--On Friday, March 30, 2007 3:24 PM -0700 Frank Cusack <fcusack@fcusack.com> wrote:
This is why I'm still using 0.99. The RC's still look like betas and I have no idea which one (if any) is less a regression than any other.
They ARE betas. That's no reason to stay with 0.99. It's effectively beta as well.
In principle, a "release candidate" should be a gamma. It should be effectively ready for release, and distributed to check for awful show-stoppers.
Is 1.0rc29 stable enough to replace 0.99 from Fedora? Will I suddenly have a bunch of angry users seeing things break?
1.0.rc1 was released in June. Here's a quote from the release message for rc11 (November 4):
Hopefully the last RC release? As far as I know there are no major problems left now. If nothing big shows up, v1.0 should be out in a couple of weeks.
In rc27:
A few new small features and lots of index/mbox fixes. I've been heavily stress testing this release, so I think it should be about perfect. :)
*Features*?! In an rc?! No wonder there's no convergence.

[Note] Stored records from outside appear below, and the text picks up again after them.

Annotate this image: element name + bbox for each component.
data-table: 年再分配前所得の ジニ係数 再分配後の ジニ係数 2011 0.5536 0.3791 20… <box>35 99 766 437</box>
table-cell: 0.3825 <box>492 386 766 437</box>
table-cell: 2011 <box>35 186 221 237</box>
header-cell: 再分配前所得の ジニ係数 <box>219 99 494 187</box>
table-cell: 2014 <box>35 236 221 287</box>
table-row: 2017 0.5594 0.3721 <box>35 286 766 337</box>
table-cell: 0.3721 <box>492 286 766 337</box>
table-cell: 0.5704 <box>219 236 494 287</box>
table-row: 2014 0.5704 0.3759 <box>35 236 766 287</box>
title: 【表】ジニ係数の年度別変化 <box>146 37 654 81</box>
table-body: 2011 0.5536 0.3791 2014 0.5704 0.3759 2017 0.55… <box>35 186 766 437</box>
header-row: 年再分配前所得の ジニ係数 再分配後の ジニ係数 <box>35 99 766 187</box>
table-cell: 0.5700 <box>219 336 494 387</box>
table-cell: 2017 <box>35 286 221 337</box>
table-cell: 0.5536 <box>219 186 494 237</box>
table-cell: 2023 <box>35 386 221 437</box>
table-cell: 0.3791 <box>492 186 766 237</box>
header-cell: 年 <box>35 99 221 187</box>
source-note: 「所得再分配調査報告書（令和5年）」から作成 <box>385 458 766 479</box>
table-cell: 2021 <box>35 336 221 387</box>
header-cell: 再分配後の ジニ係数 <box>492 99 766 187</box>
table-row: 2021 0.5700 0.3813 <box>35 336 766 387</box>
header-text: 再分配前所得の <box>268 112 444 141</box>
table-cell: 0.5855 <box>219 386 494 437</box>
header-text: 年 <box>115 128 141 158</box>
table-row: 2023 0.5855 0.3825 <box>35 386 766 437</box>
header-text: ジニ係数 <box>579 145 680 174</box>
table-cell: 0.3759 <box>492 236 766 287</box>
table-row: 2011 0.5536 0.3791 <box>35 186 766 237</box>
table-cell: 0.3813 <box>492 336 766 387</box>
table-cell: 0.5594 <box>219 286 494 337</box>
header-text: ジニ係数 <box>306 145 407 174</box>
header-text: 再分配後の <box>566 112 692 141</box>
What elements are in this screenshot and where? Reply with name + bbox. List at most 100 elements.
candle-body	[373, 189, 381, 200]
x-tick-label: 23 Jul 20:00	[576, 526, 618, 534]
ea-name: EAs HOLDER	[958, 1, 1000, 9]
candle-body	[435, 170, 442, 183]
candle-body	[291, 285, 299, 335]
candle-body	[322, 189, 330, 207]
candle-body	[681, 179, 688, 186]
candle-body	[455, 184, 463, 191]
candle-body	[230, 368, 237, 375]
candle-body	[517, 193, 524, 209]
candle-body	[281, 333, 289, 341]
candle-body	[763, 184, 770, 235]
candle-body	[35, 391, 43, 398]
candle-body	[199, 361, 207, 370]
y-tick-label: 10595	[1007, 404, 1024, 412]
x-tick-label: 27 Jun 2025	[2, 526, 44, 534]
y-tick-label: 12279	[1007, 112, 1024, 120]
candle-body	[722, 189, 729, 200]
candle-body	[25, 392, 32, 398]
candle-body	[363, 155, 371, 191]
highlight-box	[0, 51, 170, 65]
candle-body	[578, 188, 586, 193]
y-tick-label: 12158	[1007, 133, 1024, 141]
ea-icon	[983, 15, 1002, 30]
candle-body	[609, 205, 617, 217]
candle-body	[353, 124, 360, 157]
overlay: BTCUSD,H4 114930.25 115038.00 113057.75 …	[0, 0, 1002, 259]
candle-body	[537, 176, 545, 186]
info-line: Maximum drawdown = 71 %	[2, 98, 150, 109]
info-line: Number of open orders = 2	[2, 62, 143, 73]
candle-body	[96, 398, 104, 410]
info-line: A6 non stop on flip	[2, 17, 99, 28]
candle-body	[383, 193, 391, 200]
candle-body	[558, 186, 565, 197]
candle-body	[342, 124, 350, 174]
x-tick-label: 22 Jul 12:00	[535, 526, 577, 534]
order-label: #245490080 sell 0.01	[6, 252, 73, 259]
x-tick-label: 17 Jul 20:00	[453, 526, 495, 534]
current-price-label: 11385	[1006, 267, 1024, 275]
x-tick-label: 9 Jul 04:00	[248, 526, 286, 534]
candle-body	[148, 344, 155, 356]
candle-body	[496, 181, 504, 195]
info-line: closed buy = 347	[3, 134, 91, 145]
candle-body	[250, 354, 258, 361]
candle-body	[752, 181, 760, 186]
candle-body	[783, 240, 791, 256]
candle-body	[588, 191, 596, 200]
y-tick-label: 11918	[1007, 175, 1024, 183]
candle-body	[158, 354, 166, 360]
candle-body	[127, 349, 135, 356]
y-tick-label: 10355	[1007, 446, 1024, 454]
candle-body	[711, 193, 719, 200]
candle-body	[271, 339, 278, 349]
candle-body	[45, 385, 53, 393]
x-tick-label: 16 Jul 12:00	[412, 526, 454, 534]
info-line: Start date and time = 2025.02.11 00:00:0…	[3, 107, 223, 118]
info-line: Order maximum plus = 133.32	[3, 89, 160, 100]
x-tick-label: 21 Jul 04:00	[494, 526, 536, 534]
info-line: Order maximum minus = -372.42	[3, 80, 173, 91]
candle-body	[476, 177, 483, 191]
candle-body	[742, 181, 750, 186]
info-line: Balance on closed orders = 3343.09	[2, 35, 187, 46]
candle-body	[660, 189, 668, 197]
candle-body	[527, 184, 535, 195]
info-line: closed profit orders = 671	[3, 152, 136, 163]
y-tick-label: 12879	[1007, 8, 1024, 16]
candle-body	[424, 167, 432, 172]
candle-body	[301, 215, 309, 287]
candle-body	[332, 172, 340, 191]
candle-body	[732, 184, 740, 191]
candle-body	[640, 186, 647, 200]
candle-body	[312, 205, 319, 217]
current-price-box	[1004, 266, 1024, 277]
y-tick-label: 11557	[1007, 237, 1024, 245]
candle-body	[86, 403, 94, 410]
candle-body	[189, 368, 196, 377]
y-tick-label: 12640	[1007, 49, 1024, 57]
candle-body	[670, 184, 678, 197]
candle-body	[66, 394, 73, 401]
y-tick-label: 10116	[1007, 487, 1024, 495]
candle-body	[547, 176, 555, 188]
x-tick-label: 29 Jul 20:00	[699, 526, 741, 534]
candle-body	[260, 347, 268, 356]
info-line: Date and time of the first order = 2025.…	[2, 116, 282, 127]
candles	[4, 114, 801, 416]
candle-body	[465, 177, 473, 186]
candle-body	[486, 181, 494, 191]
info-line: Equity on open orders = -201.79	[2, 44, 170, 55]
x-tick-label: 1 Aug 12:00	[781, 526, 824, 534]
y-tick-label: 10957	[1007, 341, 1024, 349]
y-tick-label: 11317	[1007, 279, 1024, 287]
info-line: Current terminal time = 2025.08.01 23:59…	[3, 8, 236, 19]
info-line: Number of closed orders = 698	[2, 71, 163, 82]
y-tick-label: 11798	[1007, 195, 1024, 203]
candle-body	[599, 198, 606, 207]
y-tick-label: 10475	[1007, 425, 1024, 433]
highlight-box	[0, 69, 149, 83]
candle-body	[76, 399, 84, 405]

If I were installing this for just me, I'd have no problem riding the bleeding edge and accepting the risk. But I don't want my boss showing up at my door livid because some last-minute feature caused a bad regression. When I install software for others to use, I want something that's been running in the field for awhile. I don't care if it has bugs, as long as I know what to expect. What I want is certainty, not perfection.
So please, no more features in these rc's! Just lock it down and ship it and let people get some experience with it, so I'll know exactly what to expect when *I* install it.